Sao Paulo - Public prosecutors want to halt construction at the World Cup stadium where a man fell 115 feet (35 meters) to his death while working on a roofing structure in the jungle city of Manaus.
Prosecutors want the "immediate" interruption of work in all areas where labourers need to be high above the ground. They said work should only restart after constructors show that all safety measures are in place at the Arena da Amazonia, the stadium hosting four World Cup matches next June, including England vs. Italy and United States vs. Portugal.
It isn't clear when the request will be considered by a labour judge.
Work at the venue was interrupted after Saturday's death but was expected to resume on Sunday. It was the second death at Manaus' Arena da Amazonia this year and the third at a World Cup venue in less than a month.

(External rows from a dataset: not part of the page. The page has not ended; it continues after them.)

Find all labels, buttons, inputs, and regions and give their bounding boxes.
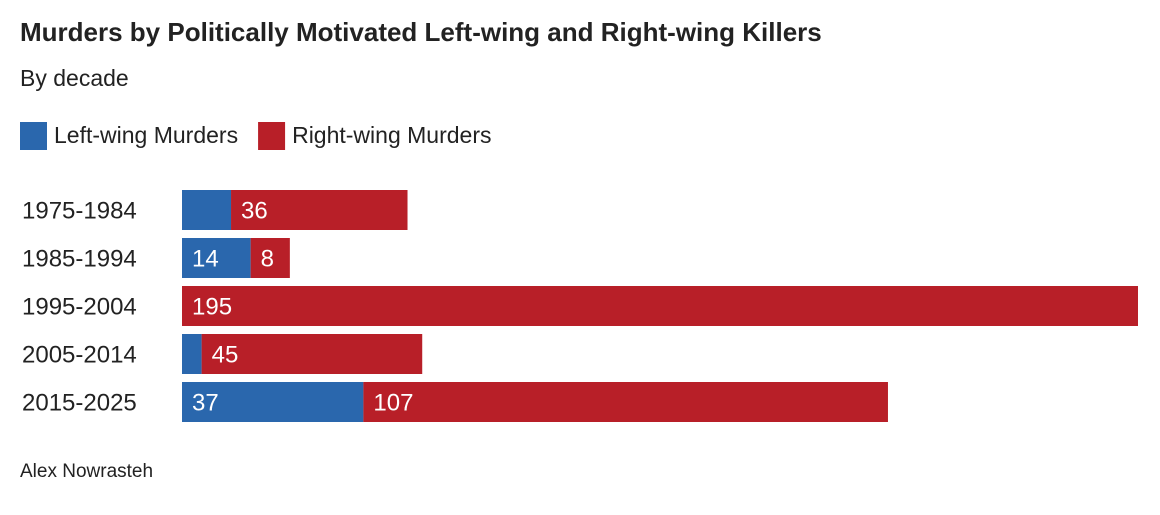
value-label: 195	[192, 293, 232, 320]
chart-subtitle: By decade	[20, 65, 129, 91]
legend-label: Left-wing Murders	[54, 122, 238, 148]
category-label: 2015-2025	[22, 389, 137, 416]
bar-segment	[363, 382, 888, 422]
legend-swatch	[258, 122, 286, 150]
bar-segment	[182, 382, 364, 422]
bar-segment	[201, 334, 423, 374]
legend-swatch	[20, 122, 47, 150]
bar-segment	[182, 286, 1138, 326]
value-label: 107	[373, 389, 413, 416]
category-label: 1995-2004	[22, 293, 137, 320]
bar-segment	[182, 334, 202, 374]
value-label: 8	[261, 245, 274, 272]
bar-segment	[231, 190, 408, 230]
chart-title: Murders by Politically Motivated Left-wi…	[20, 17, 822, 47]
bar-segment	[182, 238, 251, 278]
legend-label: Right-wing Murders	[292, 122, 491, 148]
value-label: 14	[192, 245, 219, 272]
source: Alex Nowrasteh	[20, 461, 153, 482]
category-label: 2005-2014	[22, 341, 137, 368]
value-label: 45	[212, 341, 239, 368]
category-label: 1975-1984	[22, 197, 137, 224]
bar-segment	[182, 190, 232, 230]
value-label: 36	[241, 197, 268, 224]
value-label: 37	[192, 389, 219, 416]
category-label: 1985-1994	[22, 245, 137, 272]
bar-segment	[250, 238, 290, 278]
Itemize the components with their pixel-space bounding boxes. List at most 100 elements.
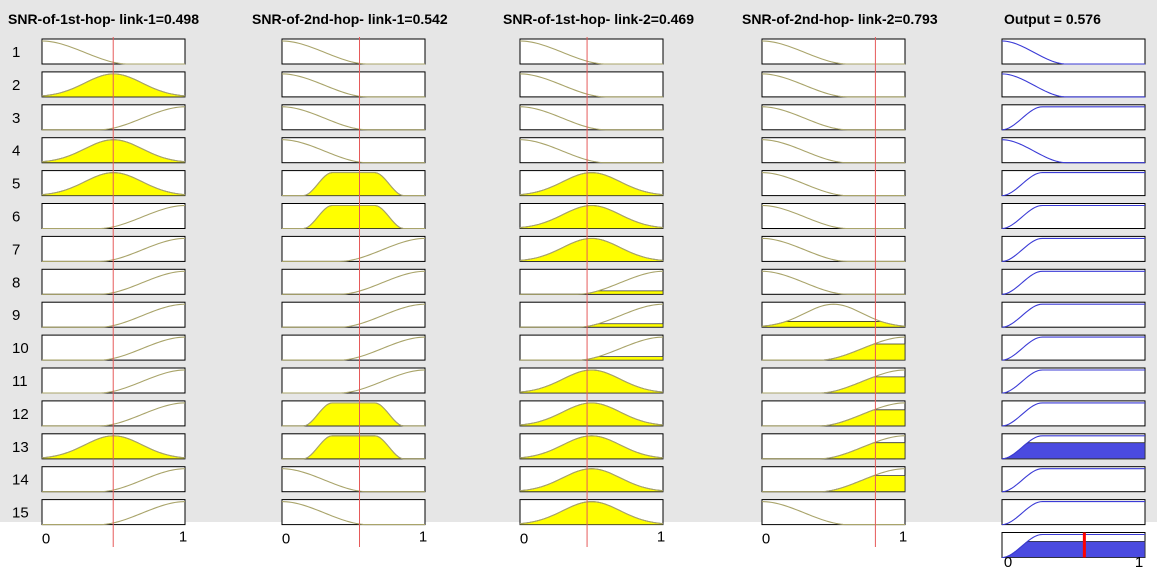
membership-plot-box — [281, 104, 426, 131]
membership-plot-box — [1001, 104, 1146, 131]
membership-plot-box — [281, 367, 426, 394]
column-title: SNR-of-2nd-hop- link-1=0.542 — [252, 11, 448, 27]
membership-curve — [1001, 270, 1145, 295]
membership-curve — [761, 40, 905, 65]
membership-curve — [1001, 303, 1145, 328]
membership-plot-box — [281, 71, 426, 98]
membership-plot-box — [519, 104, 664, 131]
rule-number-label: 15 — [12, 505, 29, 522]
membership-plot-box — [761, 104, 906, 131]
membership-curve — [762, 468, 906, 493]
membership-curve — [761, 204, 905, 230]
membership-plot-box — [761, 137, 906, 164]
membership-plot-box — [281, 38, 426, 65]
membership-curve — [282, 369, 426, 394]
aggregate-output-curve — [1001, 533, 1145, 559]
membership-curve — [761, 172, 905, 197]
membership-plot-box — [519, 38, 664, 65]
membership-plot-box — [1001, 71, 1146, 98]
membership-curve — [762, 336, 906, 361]
rule-number-label: 14 — [12, 472, 29, 489]
membership-curve — [1001, 172, 1145, 197]
membership-curve — [1001, 237, 1145, 262]
membership-curve — [519, 468, 664, 492]
membership-curve — [761, 501, 905, 526]
membership-curve — [519, 369, 664, 393]
membership-curve — [519, 204, 664, 229]
membership-plot-box — [1001, 301, 1146, 328]
membership-plot-box — [1001, 268, 1146, 295]
membership-curve — [1001, 40, 1145, 65]
rule-number-label: 1 — [12, 44, 20, 61]
membership-plot-box — [761, 38, 906, 65]
axis-max-label: 1 — [419, 529, 427, 546]
rule-number-label: 13 — [12, 439, 29, 456]
membership-plot-box — [1001, 137, 1146, 164]
rule-number-label: 5 — [12, 176, 20, 193]
axis-min-label: 0 — [42, 531, 50, 548]
membership-curve — [282, 204, 425, 230]
membership-plot-box — [519, 137, 664, 164]
membership-curve — [519, 106, 663, 131]
membership-plot-box — [1001, 38, 1146, 65]
rule-number-label: 11 — [12, 373, 28, 390]
membership-curve — [761, 270, 905, 295]
membership-plot-box — [281, 235, 426, 262]
membership-curve — [519, 73, 663, 98]
membership-plot-box — [519, 71, 664, 98]
membership-curve — [519, 40, 663, 65]
membership-curve — [519, 139, 663, 164]
membership-curve — [761, 73, 905, 98]
membership-plot-box — [761, 268, 906, 295]
membership-plot-box — [1001, 334, 1146, 361]
membership-plot-box — [519, 301, 664, 328]
membership-plot-box — [761, 170, 906, 197]
membership-plot-box — [1001, 203, 1146, 229]
membership-curve — [1001, 336, 1145, 361]
membership-curve — [762, 402, 906, 427]
membership-curve — [1001, 204, 1145, 230]
column-title: SNR-of-1st-hop- link-2=0.469 — [503, 11, 694, 27]
membership-plot-box — [1001, 235, 1146, 262]
membership-curve — [282, 402, 425, 427]
membership-curve — [520, 336, 664, 361]
rule-number-label: 2 — [12, 77, 20, 94]
output-axis-min-label: 0 — [1004, 554, 1012, 570]
membership-curve — [1001, 501, 1145, 526]
membership-plot-box — [1001, 400, 1146, 427]
rule-number-label: 10 — [12, 340, 29, 357]
membership-curve — [282, 237, 426, 262]
membership-curve — [282, 303, 426, 328]
membership-curve — [282, 435, 425, 460]
rule-number-label: 6 — [12, 209, 20, 226]
membership-curve — [762, 435, 906, 460]
membership-curve — [762, 369, 906, 394]
axis-min-label: 0 — [762, 531, 770, 548]
membership-curve — [520, 303, 664, 328]
rule-number-label: 8 — [12, 274, 20, 291]
membership-plot-box — [761, 71, 906, 98]
membership-plot-box — [761, 499, 906, 526]
membership-curve — [1001, 435, 1145, 460]
membership-curve — [519, 237, 664, 261]
rule-number-label: 12 — [12, 406, 29, 423]
axis-min-label: 0 — [282, 531, 290, 548]
membership-curve — [1001, 468, 1145, 493]
output-axis-max-label: 1 — [1135, 554, 1143, 570]
membership-plot-box — [1001, 170, 1146, 197]
membership-curve — [281, 139, 425, 164]
membership-curve — [1001, 73, 1145, 98]
membership-curve — [1001, 402, 1145, 427]
rule-number-label: 7 — [12, 241, 20, 258]
membership-curve — [281, 73, 425, 98]
membership-plot-box — [281, 499, 426, 526]
membership-curve — [281, 40, 425, 65]
membership-plot-box — [761, 203, 906, 229]
membership-curve — [520, 270, 664, 295]
column-title: Output = 0.576 — [1004, 11, 1101, 27]
membership-curve — [761, 237, 905, 262]
membership-curve — [282, 336, 426, 361]
rule-number-label: 4 — [12, 143, 20, 160]
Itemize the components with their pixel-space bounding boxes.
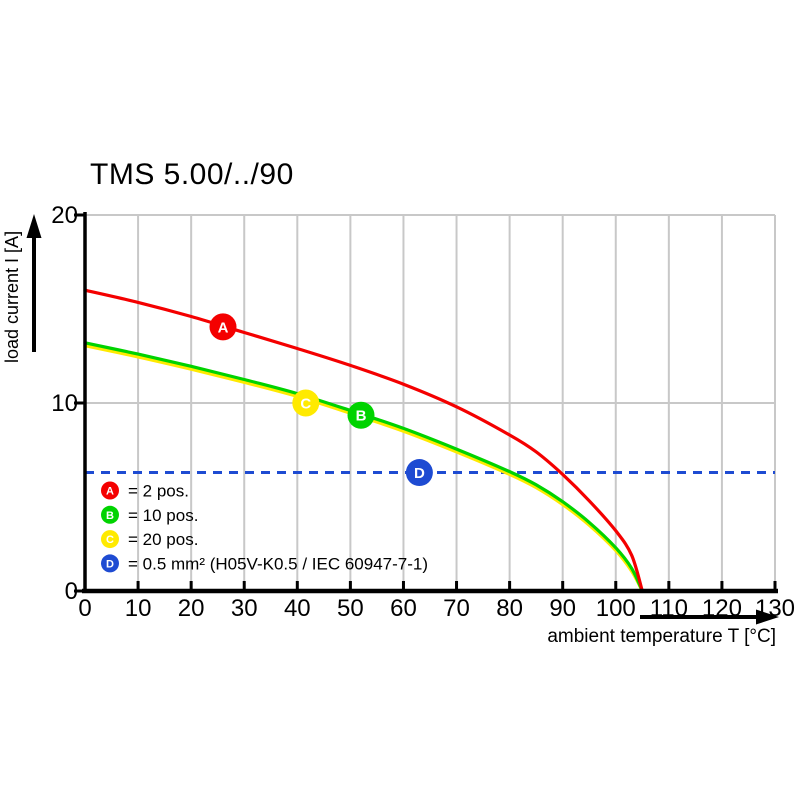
marker-C <box>292 389 320 417</box>
x-tick-label-70: 70 <box>443 595 470 622</box>
legend-label-A: = 2 pos. <box>128 482 189 501</box>
chart-title: TMS 5.00/../90 <box>90 158 294 191</box>
x-tick-label-50: 50 <box>337 595 364 622</box>
x-tick-label-10: 10 <box>125 595 152 622</box>
x-tick-label-80: 80 <box>496 595 523 622</box>
x-tick-label-40: 40 <box>284 595 311 622</box>
legend-letter-C: C <box>106 534 114 546</box>
curve-B <box>83 341 644 593</box>
legend-letter-D: D <box>106 558 114 570</box>
legend-bullet-A <box>101 481 119 500</box>
x-tick-label-20: 20 <box>178 595 205 622</box>
x-tick-label-90: 90 <box>549 595 576 622</box>
marker-B <box>347 401 375 429</box>
marker-letter-B: B <box>356 408 367 425</box>
y-tick-label-10: 10 <box>51 390 78 417</box>
y-tick-label-0: 0 <box>65 578 78 605</box>
curve-A <box>83 288 644 593</box>
y-tick-label-20: 20 <box>51 202 78 229</box>
x-tick-label-0: 0 <box>78 595 91 622</box>
legend-letter-A: A <box>106 486 114 498</box>
x-tick-label-60: 60 <box>390 595 417 622</box>
marker-letter-A: A <box>218 319 229 336</box>
marker-letter-D: D <box>414 465 425 482</box>
marker-D <box>405 459 433 487</box>
marker-letter-C: C <box>300 396 311 413</box>
x-tick-label-30: 30 <box>231 595 258 622</box>
y-arrow-head-icon <box>26 214 42 238</box>
legend-bullet-D <box>101 554 119 573</box>
x-axis-label: ambient temperature T [°C] <box>547 626 776 647</box>
legend-bullet-C <box>101 530 119 549</box>
curve-C <box>83 344 644 593</box>
x-arrow-head-icon <box>756 609 779 625</box>
x-tick-label-100: 100 <box>596 595 636 622</box>
legend-label-C: = 20 pos. <box>128 530 198 549</box>
marker-A <box>209 313 237 341</box>
legend-bullet-B <box>101 505 119 524</box>
legend-label-B: = 10 pos. <box>128 506 198 525</box>
legend-label-D: = 0.5 mm² (H05V-K0.5 / IEC 60947-7-1) <box>128 554 428 573</box>
legend-letter-B: B <box>106 510 114 522</box>
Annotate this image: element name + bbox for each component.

A few hours after Saturday's death, another worker died of a heart attack while paving an area outside the venue in Manaus. Later in the day, a local union threatened to start a strike there on Monday to complain about inadequate conditions offered to labourers.
Two workers were killed when a crane collapsed on Nov. 27 as it was hoisting a 500-ton piece of roofing at the Sao Paulo stadium that will host the World Cup opener. Last year, a worker died at the construction site of the stadium in the nation's capital, Brasilia.
The first death at the Arena da Amazonia happened in March. Another worker died in April at the new Palmeiras stadium, which may be used for teams training in Sao Paulo.
The Arena da Amazonia is among the six World Cup stadiums that will not be delivered by the end of the year as wanted by FIFA because of construction delays.
Prosecutors said workers shouldn't be allowed back onto the construction site until it's deemed completely safe.
"There is a need for a detailed report attesting that the minimum safety requirements for labourers working in heights are in place," they said in a statement.
Marcleudo de Melo Ferreira, 22, died Saturday while helping to installing diamond shaped panels to the latticework of steel girders that form part of the stadium roof. Dozens of labourers were balanced on the girders as they worked. When complete, the panels on the roof are meant to resemble snake scales.
Constructor Andrade Gutierrez said the causes of the accident would be investigated but reiterated its commitment to worker safety.
FIFA and local World Cup organizers expressed condolences for the death on Saturday and said worker safety was always a priority at all 12 host cities.
Manaus officials want to hold the first test event at the stadium on Jan. 15, with around 10,000 workers who participated in the stadium's construction serving as spectators.